By Glenn Flickinger

Photo of General Fox ConnerA review of Steven Rabalais’s General Fox Conner: Pershing’s Chief of Operations & Eisenhower’s Mentor(Casement Publishers, 2017)

In 1925, no one who knew Major Dwight Eisenhower could have imagined his rise to the Pantheon of American Heroes. Back then, Ike still carried the whiff of his hardscrabble Kansas childhood and his less-than-impressive record at West Point, where he’d been more jock than student. He’d sat out of Pershing’s celebrated hunt for Pancho Villa in 1915, had remained stateside during World War I, and had narrowly dodged a court-martial in 1921. But, by 1926, the young officer had turned his career around and was on a glidepath to greatness. 

The world has a little-known Army staff officer named Fox Conner to thank for Dwight Eisenhower’s transformation. Steve Rabalais’s excellent biography of Conner sheds much light on his subject’s critical role in mentoring not only Eisenhower, but also two other figures in the American Pantheon, George Patton and George Marshall.

Born in rural Mississippi to the son of a Confederate veteran who’d been blinded in the war, Fox Conner grew up listening to thrilling tales of battle. In 1893, when Ike was three years old, Conner entered West Point, where he met instructor Lieutenant John “Black Jack” Pershing and worked hard to graduate in the top third of his class. Somewhat hidden was Conner’s deep intelligence and a broad capacity for staff officer roles. 

His expertise was artillery. He shined in advanced training at Fort Leavenworth’s Army General Service and Staff College and then became an instructor himself at various Army schools and the War College. He even served for one year with a French artillery regiment based in Versailles and became fluent in French and their famous 75mm field piece.

This experience served Conner well in 1917 when he shipped overseas as the United States entered World War I. The US Army ballooned from a bare 100,000 men to over 2 million in a matter of months. Fox Conner proved crucial to this transformation. A massive American Expeditionary Force (AEF) required an overhaul of everything, from internal staff structure to the shape and size of new Army divisions. Conner had a hand in it all and eventually rose to become Pershing’s Chief of Operations.

In France, Connor’s gaze fell on Lieutenant Colonel George Marshall serving as the 1st Divisions Operations Officer. Conner had Marshall assigned to AEF staff operations in July 1918 as one of his assistants and quickly put him to work on planning the first AEF Army sized offensive on the St. Mihiel Salient. Thus began a fruitful relationship between the two men that lasted the rest of their lives.

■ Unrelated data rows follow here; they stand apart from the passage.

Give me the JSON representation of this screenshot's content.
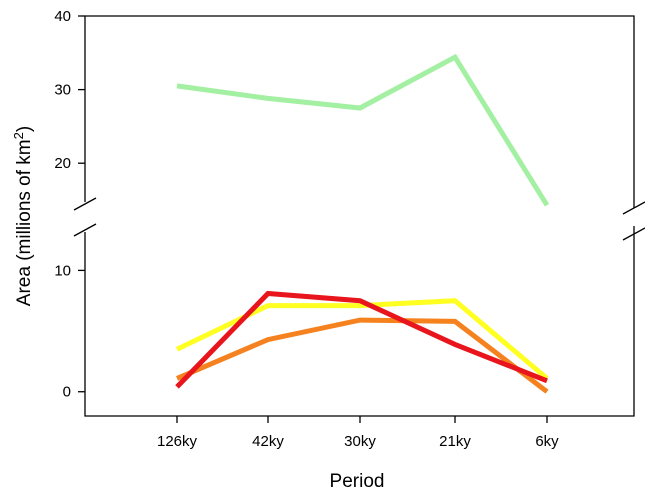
{
  "chart_data": {
    "type": "line",
    "xlabel": "Period",
    "ylabel": {
      "prefix": "Area (millions of km",
      "superscript": "2",
      "suffix": ")"
    },
    "categories": [
      "126ky",
      "42ky",
      "30ky",
      "21ky",
      "6ky"
    ],
    "y_axis_broken": true,
    "upper_panel": {
      "ylim": [
        15,
        40
      ],
      "ticks": [
        "20",
        "30",
        "40"
      ],
      "series": [
        {
          "color": "#a3f0a3",
          "values": [
            30.5,
            28.8,
            27.5,
            34.4,
            14.3
          ]
        }
      ]
    },
    "lower_panel": {
      "ylim": [
        -2,
        13
      ],
      "ticks": [
        "0",
        "10"
      ],
      "series": [
        {
          "color": "#ffff22",
          "values": [
            3.5,
            7.1,
            7.1,
            7.5,
            1.1
          ]
        },
        {
          "color": "#f5821f",
          "values": [
            1.1,
            4.3,
            5.9,
            5.8,
            0.0
          ]
        },
        {
          "color": "#e8161c",
          "values": [
            0.4,
            8.1,
            7.5,
            3.9,
            0.9
          ]
        }
      ]
    }
  }
}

After the war, Conner took a command position at the Panama Canal. Major George Patton, whom he had met years before on a train, recommended Major Dwight Eisenhower as his executive officer. 

There was only one problem: Ike was facing a court-martial over a $250 housing allowance he’d claimed for his son who was living with his wife’s parents. It was a mistake, and Eisenhower tried to correct it. But the gears of Army bureaucracy were all but inexorable. It took the personal and persistent ministrations of Conner through George Marshall to quash the proceedings and allow Ike’s transfer to go through. 

Three years of focused company in Panama with the cerebral Fox Conner elevated the unsophisticated Major Eisenhower into something larger. Conner had brought a library of books with him and began assigning volumes to his protégé, then reviewing them with the Socratic method. “And thus began a three year graduate school course in military affairs and humanities,” Ike would later recall. Conner also worked on Eisenhower’s rigid and overbearing demeanor with troops and encouraged the more familiar, casual but highly disciplined style we know from World War Two. 

In Panama, Conner warned Eisenhower to prepare himself for another World War, which he said was “almost a certainty.” He predicted George Marshall, whom Conner called “nothing short of a genius,” would play a key role, and he told Ike to study applied psychology so he could learn to “get allies of different nations to march and think as a nation.”

Age and poor health prevented Fox Conner from playing a role in the Second World War, but he did live long enough to see the fruits of his expert mentorship. By the time he died in 1951, Conner’s acolytes had far surpassed him in fame and achievement, which is perhaps the highest honor any mentor could receive.